UN’ORA DI SEPARAZIONE

Scherzo comico in un atto

Personaggi

Felice Fausto Belfiore

Amelia, sua moglie

Giannetto, domestico

La scena è in una Città d’Italia

SCENA I.

   Salotto in casa di Fausto – Due porte laterali, un uscio nel mezzo

Fausto, indi Giannetto

Fau.     (suona il campanello).

Gian.    Signore.

Fau.     Che fa la signora?

Gian.    Pocanzi ha fatto colazione.

Fau.     Pregatela di qui recarsi; e, mentre sono qui con mia moglie, non ci sono per nessuno, capite?

Gian.    Sta bene (via)

SCENA II.

Fausto solo, indi Amelia dall’uscio a dritta.

FAU. Ho risoluto! Sarà stranezza, sarà ingratitudine, sarà quel che si vuole, ma questa donna mi si è renduta insopportabile colla sua tenerezza e bontà… Maledetto destino che è il mio! viver sempre senza la più leggiera contrarietà, senza che nessuna cosa mi ecciti e produca quella commozione che dicesi la collera. Che noia mortale! La felicità mi perseguita inesorabilmente! I miei amici mi consigliarono di prender moglie, dicendomi che il matrimonio è un piccolo saggio dell’inferno; ed invece io trovo nel matrimonio la solita felicità che mi fa sbadigliare da mane a sera. speravo di trovare una donna bisbetica, capricciosa, fanatica, civetta, e, al contrario, trovo un angelo di femmina… Il diavolo porti via tutti gli angioli di questo mondo!… Una moglie che non mi dà mai un sol motivo di gelosia, di collera, di malumore!
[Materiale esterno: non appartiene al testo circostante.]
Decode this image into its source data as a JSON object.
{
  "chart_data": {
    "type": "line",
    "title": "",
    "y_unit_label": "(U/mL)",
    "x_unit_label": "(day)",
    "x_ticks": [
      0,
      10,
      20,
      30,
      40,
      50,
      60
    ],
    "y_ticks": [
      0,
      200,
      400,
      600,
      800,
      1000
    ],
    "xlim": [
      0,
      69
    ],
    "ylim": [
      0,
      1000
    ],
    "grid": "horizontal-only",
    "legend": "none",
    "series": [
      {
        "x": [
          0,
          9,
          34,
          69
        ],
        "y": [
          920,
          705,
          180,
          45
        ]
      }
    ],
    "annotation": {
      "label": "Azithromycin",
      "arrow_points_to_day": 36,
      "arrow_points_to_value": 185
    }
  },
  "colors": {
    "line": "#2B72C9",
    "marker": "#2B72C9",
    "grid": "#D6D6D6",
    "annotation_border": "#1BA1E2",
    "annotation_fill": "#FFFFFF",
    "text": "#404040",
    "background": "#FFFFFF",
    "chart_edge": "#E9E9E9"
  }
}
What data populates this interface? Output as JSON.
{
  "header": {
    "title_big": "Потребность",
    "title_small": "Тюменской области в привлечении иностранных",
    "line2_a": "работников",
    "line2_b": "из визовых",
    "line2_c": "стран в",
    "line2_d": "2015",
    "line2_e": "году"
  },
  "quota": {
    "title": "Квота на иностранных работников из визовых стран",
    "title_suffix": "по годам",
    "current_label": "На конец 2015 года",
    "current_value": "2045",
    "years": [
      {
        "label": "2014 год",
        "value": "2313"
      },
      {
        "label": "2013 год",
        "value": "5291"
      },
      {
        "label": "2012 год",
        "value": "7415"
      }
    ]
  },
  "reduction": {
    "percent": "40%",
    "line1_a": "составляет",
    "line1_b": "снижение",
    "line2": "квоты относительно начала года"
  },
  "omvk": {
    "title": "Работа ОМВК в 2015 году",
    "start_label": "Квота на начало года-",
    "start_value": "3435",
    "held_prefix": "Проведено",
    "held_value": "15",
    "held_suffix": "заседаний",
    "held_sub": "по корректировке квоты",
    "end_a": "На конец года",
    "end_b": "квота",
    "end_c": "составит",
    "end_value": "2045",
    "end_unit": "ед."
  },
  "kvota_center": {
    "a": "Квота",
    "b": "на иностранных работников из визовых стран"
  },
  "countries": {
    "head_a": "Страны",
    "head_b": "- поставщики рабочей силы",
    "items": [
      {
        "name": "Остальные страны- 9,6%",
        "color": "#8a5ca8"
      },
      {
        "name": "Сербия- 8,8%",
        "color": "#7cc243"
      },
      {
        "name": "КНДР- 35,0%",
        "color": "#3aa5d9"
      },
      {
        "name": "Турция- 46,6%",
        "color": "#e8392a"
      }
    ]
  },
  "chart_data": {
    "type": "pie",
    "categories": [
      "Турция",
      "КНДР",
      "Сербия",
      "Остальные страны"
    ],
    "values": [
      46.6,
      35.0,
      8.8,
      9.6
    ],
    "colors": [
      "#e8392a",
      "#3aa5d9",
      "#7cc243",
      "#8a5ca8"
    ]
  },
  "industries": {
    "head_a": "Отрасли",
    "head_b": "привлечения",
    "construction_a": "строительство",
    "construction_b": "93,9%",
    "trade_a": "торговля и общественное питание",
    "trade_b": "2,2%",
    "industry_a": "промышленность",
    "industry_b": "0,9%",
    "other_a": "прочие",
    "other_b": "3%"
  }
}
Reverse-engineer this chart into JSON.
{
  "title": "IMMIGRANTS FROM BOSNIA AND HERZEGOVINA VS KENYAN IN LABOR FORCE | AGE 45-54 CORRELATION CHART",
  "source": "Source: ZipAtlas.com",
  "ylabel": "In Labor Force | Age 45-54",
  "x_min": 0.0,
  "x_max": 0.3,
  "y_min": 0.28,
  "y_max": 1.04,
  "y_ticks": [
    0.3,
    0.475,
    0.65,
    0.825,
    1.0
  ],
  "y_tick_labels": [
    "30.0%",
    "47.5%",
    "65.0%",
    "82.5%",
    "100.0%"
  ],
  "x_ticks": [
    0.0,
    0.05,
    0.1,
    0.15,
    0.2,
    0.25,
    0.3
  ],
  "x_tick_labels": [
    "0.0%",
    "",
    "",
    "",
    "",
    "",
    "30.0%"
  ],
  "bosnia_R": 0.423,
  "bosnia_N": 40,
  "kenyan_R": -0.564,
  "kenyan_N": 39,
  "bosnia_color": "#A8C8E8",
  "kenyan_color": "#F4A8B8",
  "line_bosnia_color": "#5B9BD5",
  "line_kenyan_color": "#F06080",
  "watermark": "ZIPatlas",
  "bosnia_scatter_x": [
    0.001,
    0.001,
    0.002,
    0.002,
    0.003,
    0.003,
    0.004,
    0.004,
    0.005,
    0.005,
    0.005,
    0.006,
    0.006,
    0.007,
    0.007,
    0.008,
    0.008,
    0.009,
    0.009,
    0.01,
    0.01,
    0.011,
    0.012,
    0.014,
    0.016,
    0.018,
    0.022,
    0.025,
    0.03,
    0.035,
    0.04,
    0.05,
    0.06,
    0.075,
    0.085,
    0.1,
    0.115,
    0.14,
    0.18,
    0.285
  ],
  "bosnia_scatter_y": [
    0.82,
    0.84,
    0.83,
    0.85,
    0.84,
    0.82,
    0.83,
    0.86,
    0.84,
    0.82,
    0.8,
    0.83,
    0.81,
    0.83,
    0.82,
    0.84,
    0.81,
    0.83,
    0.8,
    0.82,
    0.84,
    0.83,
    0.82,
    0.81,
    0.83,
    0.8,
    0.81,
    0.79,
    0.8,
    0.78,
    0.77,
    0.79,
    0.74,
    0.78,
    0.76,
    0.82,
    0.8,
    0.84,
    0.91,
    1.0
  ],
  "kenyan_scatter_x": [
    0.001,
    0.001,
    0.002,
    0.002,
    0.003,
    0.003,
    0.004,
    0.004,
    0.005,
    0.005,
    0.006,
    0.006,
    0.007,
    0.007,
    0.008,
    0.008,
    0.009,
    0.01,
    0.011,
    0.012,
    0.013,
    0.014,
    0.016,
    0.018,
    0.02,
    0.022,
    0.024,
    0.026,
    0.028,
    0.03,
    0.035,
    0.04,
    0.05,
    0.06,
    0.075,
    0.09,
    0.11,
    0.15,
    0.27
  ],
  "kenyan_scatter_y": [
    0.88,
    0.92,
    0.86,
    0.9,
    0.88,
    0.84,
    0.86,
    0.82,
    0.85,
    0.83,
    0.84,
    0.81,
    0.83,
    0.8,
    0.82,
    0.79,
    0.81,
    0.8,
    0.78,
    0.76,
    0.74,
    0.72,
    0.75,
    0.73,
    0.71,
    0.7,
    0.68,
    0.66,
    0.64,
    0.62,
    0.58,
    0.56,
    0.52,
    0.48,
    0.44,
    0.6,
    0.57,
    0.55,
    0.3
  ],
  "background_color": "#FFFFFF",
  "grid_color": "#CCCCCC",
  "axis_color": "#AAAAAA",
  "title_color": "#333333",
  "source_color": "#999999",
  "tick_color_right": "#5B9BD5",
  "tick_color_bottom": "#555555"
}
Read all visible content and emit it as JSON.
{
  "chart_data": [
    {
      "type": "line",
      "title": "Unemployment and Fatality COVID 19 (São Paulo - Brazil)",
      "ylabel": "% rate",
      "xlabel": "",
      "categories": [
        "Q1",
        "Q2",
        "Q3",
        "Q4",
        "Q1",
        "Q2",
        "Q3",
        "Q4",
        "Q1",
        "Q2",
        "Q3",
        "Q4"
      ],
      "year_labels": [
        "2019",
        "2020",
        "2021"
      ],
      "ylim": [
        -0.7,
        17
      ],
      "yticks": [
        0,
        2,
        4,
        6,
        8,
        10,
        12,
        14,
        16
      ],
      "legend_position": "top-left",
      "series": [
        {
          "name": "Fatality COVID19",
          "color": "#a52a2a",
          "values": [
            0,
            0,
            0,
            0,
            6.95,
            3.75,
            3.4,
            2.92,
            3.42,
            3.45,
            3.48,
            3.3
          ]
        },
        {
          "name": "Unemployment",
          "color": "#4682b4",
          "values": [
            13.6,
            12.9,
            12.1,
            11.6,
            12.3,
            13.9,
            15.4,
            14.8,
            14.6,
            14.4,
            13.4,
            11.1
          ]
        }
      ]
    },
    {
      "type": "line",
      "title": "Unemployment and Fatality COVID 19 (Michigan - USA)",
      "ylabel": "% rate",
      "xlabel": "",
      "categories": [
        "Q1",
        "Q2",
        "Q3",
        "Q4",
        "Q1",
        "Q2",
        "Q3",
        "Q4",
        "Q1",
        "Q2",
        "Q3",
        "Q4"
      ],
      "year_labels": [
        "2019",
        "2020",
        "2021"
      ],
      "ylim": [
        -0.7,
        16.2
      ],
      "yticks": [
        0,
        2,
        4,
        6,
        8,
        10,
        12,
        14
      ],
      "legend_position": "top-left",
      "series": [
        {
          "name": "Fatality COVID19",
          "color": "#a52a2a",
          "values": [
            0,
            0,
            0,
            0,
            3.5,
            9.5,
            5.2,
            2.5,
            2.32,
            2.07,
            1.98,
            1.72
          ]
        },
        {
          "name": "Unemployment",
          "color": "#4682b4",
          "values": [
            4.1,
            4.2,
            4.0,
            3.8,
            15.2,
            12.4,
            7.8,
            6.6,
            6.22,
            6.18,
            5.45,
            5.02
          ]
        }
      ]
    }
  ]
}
Sembra che il cielo l’abbia creata apposta per farmi dispetto!… No, ho risoluto… Io mi separerò da questa insipida donna. non voglio saperne più nulla di matrimonio.

SCENA III.

Amelia, in abito dimesso di mattina, esce dalla dritta.

AME.  (correndo ad abbracciare suo marito). Mio caro Fausto! Non ti aspettavo così presto! Eri forse tornato per fare colezione con me?

FAU. (freddamente) No… Chiudi quell’uscio, e siedi.

AME. (guardandolo attentamente) Oh Dio ! mi sembri…. non so come questa mattina! sei pallido! Non ti senti bene forse?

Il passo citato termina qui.